Janzen on Diversity
Dan Janzen, MacArthur Fellow and Kyoto Prize winner, divides his time between the University of Pennsylvania, where he teaches biology, and Costa Rica, where he and his wife, Winnie Hallwachs, devote their lives to protecting Guanacaste Conservation Area, one of the most diverse places on earth. Janzen is a blunt and colorful speaker on the importance of diversity, as shown in this excerpt from an article by Richard Coniff in takepart: [I asked Janzen] about ‘keystone species’ – the ones on which whole ecosystems depend – and the ripple effects when such a species goes extinct. “You tell me what species on the planet is not an important part of the life cycle,” he demanded. “As for so-called keystone species, that simply means a species whose removal happens to create a set of ripples big enough for a two-meter-tall, diurnal, nearly deaf, nearly dumb, nearly odor-incompetent, nearly taste-incompetent, urban invasive species to see, or bother to see, the ripple."

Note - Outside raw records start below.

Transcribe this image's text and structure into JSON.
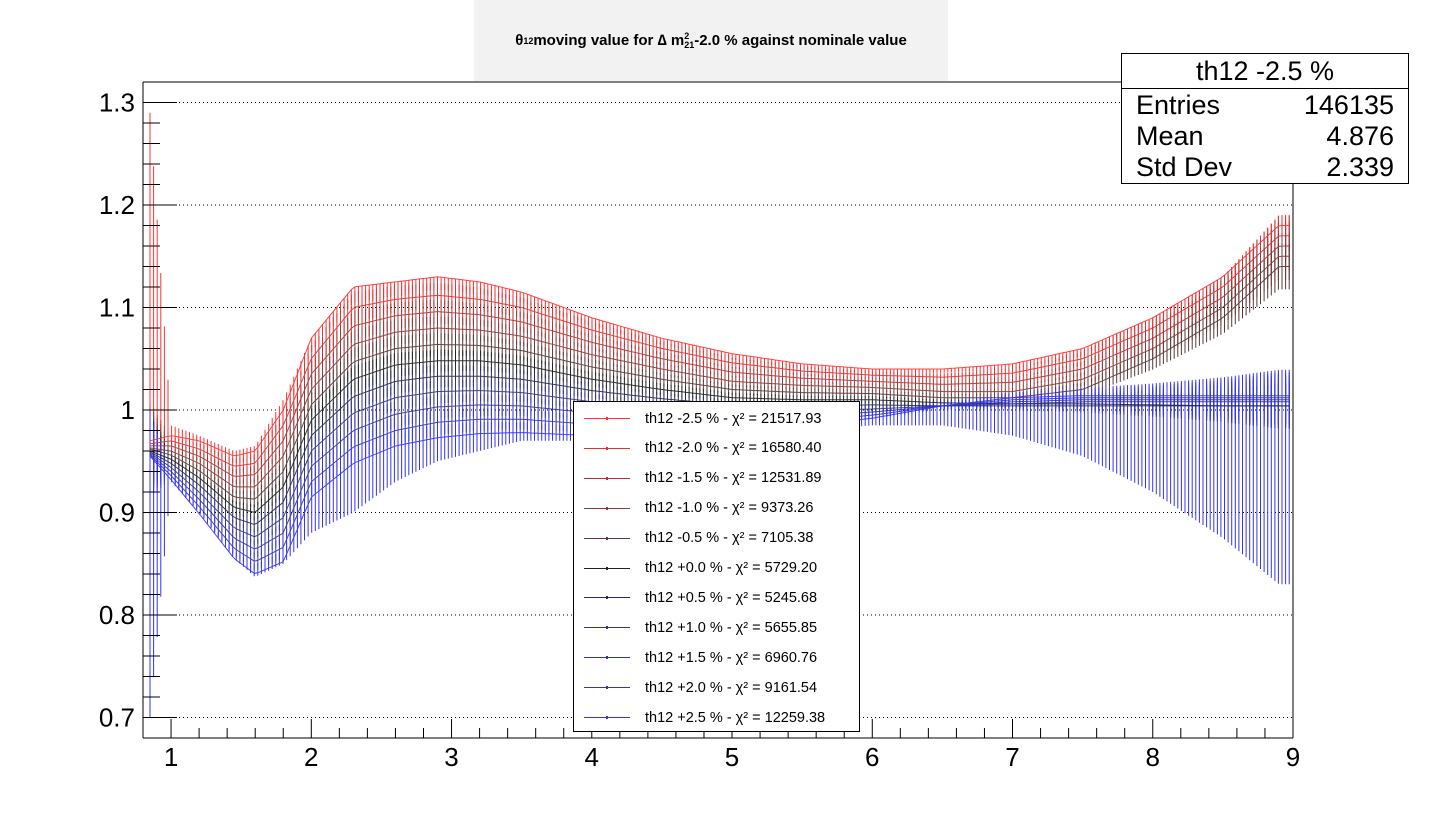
{
  "title": {
    "prefix": "θ",
    "prefix_sub": "12",
    "mid": " moving value for ∆ m",
    "sup": "2",
    "sub": "21",
    "suffix": " -2.0 % against nominale value"
  },
  "stats": {
    "title": "th12 -2.5 %",
    "rows": [
      {
        "label": "Entries",
        "value": "146135"
      },
      {
        "label": "Mean",
        "value": "4.876"
      },
      {
        "label": "Std Dev",
        "value": "2.339"
      }
    ]
  },
  "legend": [
    {
      "label": "th12 -2.5 % - χ² = 21517.93",
      "color": "#ff3333"
    },
    {
      "label": "th12 -2.0 % - χ² = 16580.40",
      "color": "#dd3333"
    },
    {
      "label": "th12 -1.5 % - χ² = 12531.89",
      "color": "#b13333"
    },
    {
      "label": "th12 -1.0 % - χ² = 9373.26",
      "color": "#8a3a3a"
    },
    {
      "label": "th12 -0.5 % - χ² = 7105.38",
      "color": "#5a3a3a"
    },
    {
      "label": "th12 +0.0 % - χ² = 5729.20",
      "color": "#222222"
    },
    {
      "label": "th12 +0.5 % - χ² = 5245.68",
      "color": "#2a2a55"
    },
    {
      "label": "th12 +1.0 % - χ² = 5655.85",
      "color": "#333388"
    },
    {
      "label": "th12 +1.5 % - χ² = 6960.76",
      "color": "#3333aa"
    },
    {
      "label": "th12 +2.0 % - χ² = 9161.54",
      "color": "#3333cc"
    },
    {
      "label": "th12 +2.5 % - χ² = 12259.38",
      "color": "#3333ff"
    }
  ],
  "chart_data": {
    "type": "line",
    "xlim": [
      0.8,
      9.0
    ],
    "ylim": [
      0.68,
      1.32
    ],
    "x_ticks": [
      "1",
      "2",
      "3",
      "4",
      "5",
      "6",
      "7",
      "8",
      "9"
    ],
    "y_ticks": [
      "0.7",
      "0.8",
      "0.9",
      "1",
      "1.1",
      "1.2",
      "1.3"
    ],
    "grid": "y-dotted",
    "legend_position": "bottom-center",
    "series": [
      {
        "name": "th12 -2.5 % - χ² = 21517.93",
        "x": [
          0.85,
          1.0,
          1.2,
          1.45,
          1.6,
          1.8,
          2.0,
          2.3,
          2.6,
          2.9,
          3.2,
          3.5,
          4.0,
          4.5,
          5.0,
          5.5,
          6.0,
          6.5,
          7.0,
          7.5,
          8.0,
          8.5,
          8.9
        ],
        "y": [
          0.97,
          0.975,
          0.97,
          0.955,
          0.96,
          1.0,
          1.07,
          1.12,
          1.125,
          1.13,
          1.125,
          1.115,
          1.09,
          1.07,
          1.055,
          1.045,
          1.04,
          1.04,
          1.045,
          1.06,
          1.09,
          1.13,
          1.18
        ]
      },
      {
        "name": "th12 -2.0 % - χ² = 16580.40",
        "x": [
          0.85,
          1.0,
          1.2,
          1.45,
          1.6,
          1.8,
          2.0,
          2.3,
          2.6,
          2.9,
          3.2,
          3.5,
          4.0,
          4.5,
          5.0,
          5.5,
          6.0,
          6.5,
          7.0,
          7.5,
          8.0,
          8.5,
          8.9
        ],
        "y": [
          0.967,
          0.97,
          0.962,
          0.945,
          0.948,
          0.985,
          1.05,
          1.1,
          1.108,
          1.112,
          1.108,
          1.1,
          1.078,
          1.06,
          1.046,
          1.038,
          1.034,
          1.032,
          1.036,
          1.05,
          1.08,
          1.12,
          1.17
        ]
      },
      {
        "name": "th12 -1.5 % - χ² = 12531.89",
        "x": [
          0.85,
          1.0,
          1.2,
          1.45,
          1.6,
          1.8,
          2.0,
          2.3,
          2.6,
          2.9,
          3.2,
          3.5,
          4.0,
          4.5,
          5.0,
          5.5,
          6.0,
          6.5,
          7.0,
          7.5,
          8.0,
          8.5,
          8.9
        ],
        "y": [
          0.965,
          0.965,
          0.955,
          0.935,
          0.937,
          0.97,
          1.035,
          1.082,
          1.092,
          1.096,
          1.093,
          1.086,
          1.066,
          1.05,
          1.037,
          1.031,
          1.028,
          1.025,
          1.027,
          1.04,
          1.07,
          1.11,
          1.16
        ]
      },
      {
        "name": "th12 -1.0 % - χ² = 9373.26",
        "x": [
          0.85,
          1.0,
          1.2,
          1.45,
          1.6,
          1.8,
          2.0,
          2.3,
          2.6,
          2.9,
          3.2,
          3.5,
          4.0,
          4.5,
          5.0,
          5.5,
          6.0,
          6.5,
          7.0,
          7.5,
          8.0,
          8.5,
          8.9
        ],
        "y": [
          0.963,
          0.96,
          0.948,
          0.925,
          0.925,
          0.955,
          1.02,
          1.064,
          1.076,
          1.08,
          1.078,
          1.072,
          1.054,
          1.04,
          1.028,
          1.024,
          1.022,
          1.018,
          1.018,
          1.03,
          1.06,
          1.1,
          1.15
        ]
      },
      {
        "name": "th12 -0.5 % - χ² = 7105.38",
        "x": [
          0.85,
          1.0,
          1.2,
          1.45,
          1.6,
          1.8,
          2.0,
          2.3,
          2.6,
          2.9,
          3.2,
          3.5,
          4.0,
          4.5,
          5.0,
          5.5,
          6.0,
          6.5,
          7.0,
          7.5,
          8.0,
          8.5,
          8.9
        ],
        "y": [
          0.962,
          0.956,
          0.941,
          0.915,
          0.913,
          0.94,
          1.005,
          1.047,
          1.06,
          1.064,
          1.063,
          1.058,
          1.042,
          1.03,
          1.02,
          1.017,
          1.016,
          1.012,
          1.012,
          1.02,
          1.05,
          1.09,
          1.14
        ]
      },
      {
        "name": "th12 +0.0 % - χ² = 5729.20",
        "x": [
          0.85,
          1.0,
          1.2,
          1.45,
          1.6,
          1.8,
          2.0,
          2.3,
          2.6,
          2.9,
          3.2,
          3.5,
          4.0,
          4.5,
          5.0,
          5.5,
          6.0,
          6.5,
          7.0,
          7.5,
          8.0,
          8.5,
          8.9
        ],
        "y": [
          0.96,
          0.952,
          0.934,
          0.905,
          0.9,
          0.925,
          0.99,
          1.03,
          1.044,
          1.048,
          1.048,
          1.044,
          1.03,
          1.02,
          1.012,
          1.01,
          1.01,
          1.007,
          1.006,
          1.006,
          1.005,
          1.004,
          1.004
        ]
      },
      {
        "name": "th12 +0.5 % - χ² = 5245.68",
        "x": [
          0.85,
          1.0,
          1.2,
          1.45,
          1.6,
          1.8,
          2.0,
          2.3,
          2.6,
          2.9,
          3.2,
          3.5,
          4.0,
          4.5,
          5.0,
          5.5,
          6.0,
          6.5,
          7.0,
          7.5,
          8.0,
          8.5,
          8.9
        ],
        "y": [
          0.959,
          0.948,
          0.927,
          0.895,
          0.888,
          0.91,
          0.975,
          1.013,
          1.028,
          1.033,
          1.033,
          1.03,
          1.019,
          1.011,
          1.005,
          1.004,
          1.005,
          1.004,
          1.004,
          1.004,
          1.004,
          1.004,
          1.004
        ]
      },
      {
        "name": "th12 +1.0 % - χ² = 5655.85",
        "x": [
          0.85,
          1.0,
          1.2,
          1.45,
          1.6,
          1.8,
          2.0,
          2.3,
          2.6,
          2.9,
          3.2,
          3.5,
          4.0,
          4.5,
          5.0,
          5.5,
          6.0,
          6.5,
          7.0,
          7.5,
          8.0,
          8.5,
          8.9
        ],
        "y": [
          0.958,
          0.944,
          0.92,
          0.885,
          0.876,
          0.895,
          0.96,
          0.997,
          1.012,
          1.018,
          1.019,
          1.017,
          1.008,
          1.002,
          0.998,
          0.999,
          1.001,
          1.004,
          1.006,
          1.008,
          1.008,
          1.008,
          1.008
        ]
      },
      {
        "name": "th12 +1.5 % - χ² = 6960.76",
        "x": [
          0.85,
          1.0,
          1.2,
          1.45,
          1.6,
          1.8,
          2.0,
          2.3,
          2.6,
          2.9,
          3.2,
          3.5,
          4.0,
          4.5,
          5.0,
          5.5,
          6.0,
          6.5,
          7.0,
          7.5,
          8.0,
          8.5,
          8.9
        ],
        "y": [
          0.957,
          0.94,
          0.913,
          0.875,
          0.864,
          0.88,
          0.945,
          0.98,
          0.996,
          1.003,
          1.005,
          1.004,
          0.997,
          0.993,
          0.991,
          0.994,
          0.998,
          1.004,
          1.008,
          1.01,
          1.01,
          1.01,
          1.01
        ]
      },
      {
        "name": "th12 +2.0 % - χ² = 9161.54",
        "x": [
          0.85,
          1.0,
          1.2,
          1.45,
          1.6,
          1.8,
          2.0,
          2.3,
          2.6,
          2.9,
          3.2,
          3.5,
          4.0,
          4.5,
          5.0,
          5.5,
          6.0,
          6.5,
          7.0,
          7.5,
          8.0,
          8.5,
          8.9
        ],
        "y": [
          0.956,
          0.936,
          0.906,
          0.865,
          0.852,
          0.866,
          0.93,
          0.964,
          0.98,
          0.988,
          0.991,
          0.991,
          0.986,
          0.984,
          0.984,
          0.989,
          0.995,
          1.004,
          1.01,
          1.012,
          1.012,
          1.012,
          1.012
        ]
      },
      {
        "name": "th12 +2.5 % - χ² = 12259.38",
        "x": [
          0.85,
          1.0,
          1.2,
          1.45,
          1.6,
          1.8,
          2.0,
          2.3,
          2.6,
          2.9,
          3.2,
          3.5,
          4.0,
          4.5,
          5.0,
          5.5,
          6.0,
          6.5,
          7.0,
          7.5,
          8.0,
          8.5,
          8.9
        ],
        "y": [
          0.955,
          0.932,
          0.899,
          0.855,
          0.84,
          0.852,
          0.915,
          0.948,
          0.965,
          0.973,
          0.977,
          0.978,
          0.975,
          0.975,
          0.977,
          0.984,
          0.992,
          1.004,
          1.012,
          1.014,
          1.014,
          1.014,
          1.014
        ]
      }
    ],
    "error_band": {
      "x": [
        0.85,
        1.0,
        1.2,
        1.45,
        1.6,
        1.8,
        2.0,
        2.3,
        2.6,
        2.9,
        3.2,
        3.5,
        4.0,
        4.5,
        5.0,
        5.5,
        6.0,
        6.5,
        7.0,
        7.5,
        8.0,
        8.5,
        8.9
      ],
      "lo": [
        0.7,
        0.93,
        0.9,
        0.855,
        0.837,
        0.85,
        0.88,
        0.9,
        0.93,
        0.95,
        0.96,
        0.97,
        0.97,
        0.975,
        0.975,
        0.98,
        0.985,
        0.985,
        0.975,
        0.955,
        0.92,
        0.875,
        0.83
      ],
      "hi": [
        1.29,
        0.985,
        0.975,
        0.96,
        0.965,
        1.01,
        1.07,
        1.12,
        1.125,
        1.13,
        1.125,
        1.115,
        1.09,
        1.07,
        1.055,
        1.045,
        1.04,
        1.04,
        1.045,
        1.06,
        1.09,
        1.13,
        1.19
      ]
    }
  }
}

We manage not to care, or we pretend not to notice, that the “extinction of any species will impact the lives of a number of other species.” Humans have been doing that with “the attendant shrug of the shoulders,” since the Pleistocene. “We specialize in the elimination of species to make space for us and our domesticates, and we are now busily polishing off the entire field to zero competition, with very few of ‘them,’ leaving ourselves as the last competitor standing. Kind of obvious how that is going to end.”